Merging TensorFlow Lite and μTensor

A new inference engine for micro-controllers?

Alasdair Allan
3 min readMay 8, 2019

In a joint announcement today by the TensorFlow Lite team at Google and the microTensor team at Arm, came the news that the two major inference engine platforms for micro-controllers will be joining forces.

The SparkFun Edge board announced at the TensorFlow Dev Summit. (📷: Alasdair Allan)

“The ability to deploy machine learning models on edge devices opens doors for smarter devices that are power- and bandwidth-efficient. We believe this will usher in an era of TinyML battery-powered devices that can take advantage of low-power wireless communication”

Machine learning development is done in two stages. An algorithm is initially trained on a large set of sample data on a fast powerful machine or cluster, then the trained network is deployed into an application that needs to interpret real data. This deployment, or “inference,” stage is where both these project do their part as both TensorFlow Lite for Microcontrollers and microTensor are light-weight inferencing engines intended to run on “bare metal” systems and within only a few kilobytes of memory like the SparkFun Edge board.

Today’s news comes in the wake of the first experimental support for embedded platforms in TensorFlow Lite being announced on stage by Pete Warden, part of the TensorFlow Lite team at Google, during the TensorFlow Dev Summit in Santa Clara back in March.

Pete Warden from the TensorFlow Lite team at Google talking about the SparkFun Edge. (📹: Google)

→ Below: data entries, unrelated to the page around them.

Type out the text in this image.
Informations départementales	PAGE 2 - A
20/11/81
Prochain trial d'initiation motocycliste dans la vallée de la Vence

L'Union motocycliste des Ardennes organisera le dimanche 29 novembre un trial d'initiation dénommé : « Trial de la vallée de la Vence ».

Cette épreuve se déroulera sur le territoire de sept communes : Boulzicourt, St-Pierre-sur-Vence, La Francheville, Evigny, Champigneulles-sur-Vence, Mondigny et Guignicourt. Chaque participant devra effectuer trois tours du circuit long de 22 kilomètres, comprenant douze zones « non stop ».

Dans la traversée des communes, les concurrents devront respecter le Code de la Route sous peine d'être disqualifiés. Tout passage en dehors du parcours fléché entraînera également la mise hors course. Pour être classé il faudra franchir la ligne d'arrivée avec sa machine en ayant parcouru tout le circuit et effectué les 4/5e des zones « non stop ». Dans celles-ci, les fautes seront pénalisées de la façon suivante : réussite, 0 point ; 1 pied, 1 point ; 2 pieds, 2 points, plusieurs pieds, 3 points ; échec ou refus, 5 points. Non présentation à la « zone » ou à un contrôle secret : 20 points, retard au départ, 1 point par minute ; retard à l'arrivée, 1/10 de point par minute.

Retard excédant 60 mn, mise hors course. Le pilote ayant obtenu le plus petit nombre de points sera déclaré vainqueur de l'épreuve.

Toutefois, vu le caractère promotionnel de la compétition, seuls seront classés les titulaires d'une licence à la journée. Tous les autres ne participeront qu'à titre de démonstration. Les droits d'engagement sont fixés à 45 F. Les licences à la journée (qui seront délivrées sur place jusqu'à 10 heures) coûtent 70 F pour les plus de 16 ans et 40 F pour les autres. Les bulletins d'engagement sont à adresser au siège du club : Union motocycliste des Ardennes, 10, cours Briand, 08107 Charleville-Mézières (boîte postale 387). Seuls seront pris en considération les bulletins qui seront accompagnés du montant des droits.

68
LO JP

Although microTensor has been around a while longer, it was amongst the first projects to bring the current generation of machine learning on micro-controller sized devices, the arrival of TensorFlow Lite for Microcontrollers has brought a lot more visibility to the idea that we can run “tiny models for tiny computers” on the edge. No cloud, or networking needed.

TensorFlow trained 3-layer MNIST model running on Mbed micro-controller using uTensor. (📹: stolenDoggy)

The arrival of hardware designed to run machine learning models at vastly increased speeds, and inside a relatively low power envelopes, without needing a connection to the cloud, combined with makes edge based computing that much more of an attractive proposition. The ecosystem around edge computing is starting to feel far more mature.

That means that biggest growth area in machine learning practice over the next year or two could well be around inferencing, rather than training.

“Both μTensor and TensorFlow Lite for Microcontrollers are at their early stages. μTensor is great for rapid prototyping. All the experimental and conceptual features are being matured in μTensor. We will share the same kernels, file-formats and optimisation routines with TensorFlow Lite for Microcontrollers. Over time, we will be merging the most useful features into TensorFlow Lite for Microcontroller. In the meantime, we are establishing the collaboration between the teams, and will transition to work on the same codebase.”

Today’s deal was presumably brokered at the TinyML Summit, held a couple of weeks after the TensorFlow Dev Summit at the Googleplex, and it almost sounds like microTensor will serve as an experimental trial platform for features that will be merged back into TensorFlow Lite when they’re stable.

Zach Shelby, a Vice President, Developers at Arm, had this to say, “…our mission is to make TinyML available to lots of developers. We have already started contributing Mbed integration and support to TensorFlow Lite for Microcontrollers to maximize the range of hardware targets and dev usability. I believe giving the 350k+ Mbed embedded developer community with access to TensorFlow will enable incredible applications. As soon as possible our goal is to work on a single TensorFlow Lite for Microcontrollers code base, focusing on integrating dev friendly APIs and tools, along with flash, RAM and operator efficiency.

However this is going to work going forward, it does sound very much like there will now only be one major inferencing engine for micro-controllers, rather than two. Pooling effort like this, and minimising code and feature duplication, can only be a good thing for all of us working in the space.